Optimize WebP images, or convert JPG and PNG to WebP — the smallest widely-supported image format on the web. All in your browser, nothing uploaded.
WebP gives you JPEG-level convenience with meaningfully smaller files: 25–35% lighter at the same visual quality, plus transparency support that JPEG lacks. For a page with a dozen images, switching to WebP routinely cuts total image weight by a third — a direct improvement to load time and Core Web Vitals.
WebP images exported by design tools or downloaded from the web are often saved at unnecessarily high quality. Drop them here, set quality to 75–80, and they typically shrink another 30–60%. Add a resize if their pixel dimensions exceed what your layout displays.
This tool doubles as a converter: upload JPGs or PNGs, keep WebP selected, download. Photos convert with dramatic savings; PNG graphics with transparency keep their transparent background.

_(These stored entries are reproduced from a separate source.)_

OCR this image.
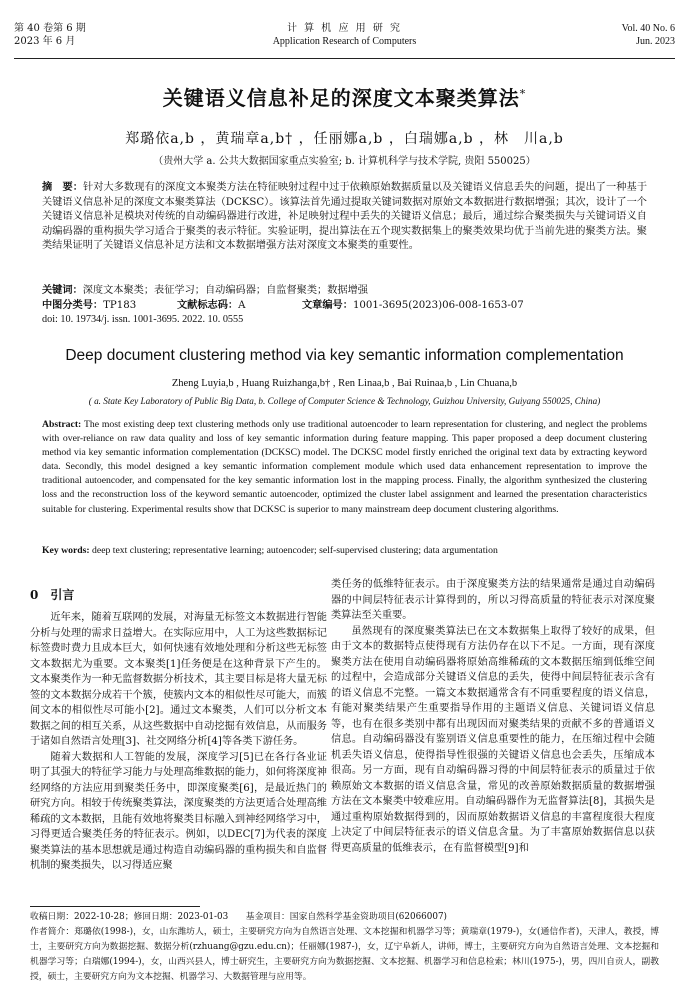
第 40 卷第 6 期
2023 年 6 月
计 算 机 应 用 研 究
Application Research of Computers
Vol. 40 No. 6
Jun. 2023
关键语义信息补足的深度文本聚类算法*
郑璐依a,b ，黄瑞章a,b† ，任丽娜a,b ，白瑞娜a,b ，林　川a,b
（贵州大学 a. 公共大数据国家重点实验室; b. 计算机科学与技术学院, 贵阳 550025）
摘　要：针对大多数现有的深度文本聚类方法在特征映射过程中过于依赖原始数据质量以及关键语义信息丢失的问题，提出了一种基于关键语义信息补足的深度文本聚类算法（DCKSC）。该算法首先通过提取关键词数据对原始文本数据进行数据增强；其次，设计了一个关键语义信息补足模块对传统的自动编码器进行改进，补足映射过程中丢失的关键语义信息；最后，通过综合聚类损失与关键词语义自动编码器的重构损失学习适合于聚类的表示特征。实验证明，提出算法在五个现实数据集上的聚类效果均优于当前先进的聚类方法。聚类结果证明了关键语义信息补足方法和文本数据增强方法对深度文本聚类的重要性。
关键词：深度文本聚类；表征学习；自动编码器；自监督聚类；数据增强
中图分类号：TP183	文献标志码：A	文章编号：1001-3695(2023)06-008-1653-07
doi: 10. 19734/j. issn. 1001-3695. 2022. 10. 0555
Deep document clustering method via key semantic information complementation
Zheng Luyia,b , Huang Ruizhanga,b† , Ren Linaa,b , Bai Ruinaa,b , Lin Chuana,b
( a. State Key Laboratory of Public Big Data, b. College of Computer Science & Technology, Guizhou University, Guiyang 550025, China)
Abstract: The most existing deep text clustering methods only use traditional autoencoder to learn representation for clustering, and neglect the problems with over-reliance on raw data quality and loss of key semantic information during feature mapping. This paper proposed a deep document clustering method via key semantic information complementation (DCKSC) model. The DCKSC model firstly enriched the original text data by extracting keyword data. Secondly, this model designed a key semantic information complement module which used data enhancement representation to improve the traditional autoencoder, and compensated for the key semantic information lost in the mapping process. Finally, the algorithm synthesized the clustering loss and the reconstruction loss of the keyword semantic autoencoder, optimized the cluster label assignment and learned the presentation characteristics suitable for clustering. Experimental results show that DCKSC is superior to many mainstream deep document clustering algorithms.
Key words: deep text clustering; representative learning; autoencoder; self-supervised clustering; data argumentation
0　引言

近年来，随着互联网的发展，对海量无标签文本数据进行智能分析与处理的需求日益增大。在实际应用中，人工为这些数据标记标签费时费力且成本巨大，如何快速有效地处理和分析这些无标签文本数据尤为重要。文本聚类[1]任务便是在这种背景下产生的。文本聚类作为一种无监督数据分析技术，其主要目标是将大量无标签的文本数据分成若干个簇，使簇内文本的相似性尽可能大，而簇间文本的相似性尽可能小[2]。通过文本聚类，人们可以分析文本数据之间的相互关系，从这些数据中自动挖掘有效信息，从而服务于诸如自然语言处理[3]、社交网络分析[4]等各类下游任务。

随着大数据和人工智能的发展，深度学习[5]已在各行各业证明了其强大的特征学习能力与处理高维数据的能力，如何将深度神经网络的方法应用到聚类任务中，即深度聚类[6]，是最近热门的研究方向。相较于传统聚类算法，深度聚类的方法更适合处理高维稀疏的文本数据，且能有效地将聚类目标融入到神经网络学习中，习得更适合聚类任务的特征表示。例如，以DEC[7]为代表的深度聚类算法的基本思想就是通过构造自动编码器的重构损失和自监督机制的聚类损失，以习得适应聚

类任务的低维特征表示。由于深度聚类方法的结果通常是通过自动编码器的中间层特征表示计算得到的，所以习得高质量的特征表示对深度聚类算法至关重要。

虽然现有的深度聚类算法已在文本数据集上取得了较好的成果，但由于文本的数据特点使得现有方法仍存在以下不足。一方面，现有深度聚类方法在使用自动编码器将原始高维稀疏的文本数据压缩到低维空间的过程中，会造成部分关键语义信息的丢失，使得中间层特征表示含有的语义信息不完整。一篇文本数据通常含有不同重要程度的语义信息，有能对聚类结果产生重要指导作用的主题语义信息、关键词语义信息等，也有在很多类别中都有出现因而对聚类结果的贡献不多的普通语义信息。自动编码器没有鉴别语义信息重要性的能力，在压缩过程中会随机丢失语义信息，使得指导性很强的关键语义信息也会丢失，压缩成本很高。另一方面，现有自动编码器习得的中间层特征表示的质量过于依赖原始文本数据的语义信息含量，常见的改善原始数据质量的数据增强方法在文本聚类中较难应用。自动编码器作为无监督算法[8]，其损失是通过重构原始数据得到的，因而原始数据语义信息的丰富程度很大程度上决定了中间层特征表示的语义信息含量。为了丰富原始数据信息以获得更高质量的低维表示，在有监督模型[9]和

收稿日期：2022-10-28；修回日期：2023-01-03　　基金项目：国家自然科学基金资助项目(62066007)
作者简介：郑璐依(1998-)，女，山东潍坊人，硕士，主要研究方向为自然语言处理、文本挖掘和机器学习等；黄瑞章(1979-)，女(通信作者)，天津人，教授，博士，主要研究方向为数据挖掘、数据分析(rzhuang@gzu.edu.cn)；任丽娜(1987-)，女，辽宁阜新人，讲师，博士，主要研究方向为自然语言处理、文本挖掘和机器学习等；白瑞娜(1994-)，女，山西兴县人，博士研究生，主要研究方向为数据挖掘、文本挖掘、机器学习和信息检索；林川(1975-)，男，四川自贡人，副教授，硕士，主要研究方向为文本挖掘、机器学习、大数据管理与应用等。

The one case to skip WebP: images that must open in old desktop software or be embedded in emails — export those as JPEG instead.
Web pages: quality 75–80, max width 1920 px for heroes and 1280 px for content images. Thumbnails: quality 70 — small images hide artifacts well. Graphics with transparency: quality 85+ keeps edges around transparent regions clean.
WebP uses a newer, smarter encoder (derived from the VP8 video codec) with better prediction and entropy coding. At the same visual quality it typically produces files 25–35% smaller than JPEG.
Every modern browser — Chrome, Firefox, Safari, Edge — has supported WebP for years. Only very old software (and some email clients) may not display it, which is when JPEG is the safer choice.
Yes. Drop any JPG or PNG in, keep WebP selected as the output format, and download. Transparency in PNGs is preserved.
In lossy mode (this tool), yes — like JPEG, it discards detail the eye rarely notices. At quality 75–85 photos remain visually indistinguishable while shrinking dramatically. Compare before/after on any thumbnail to verify.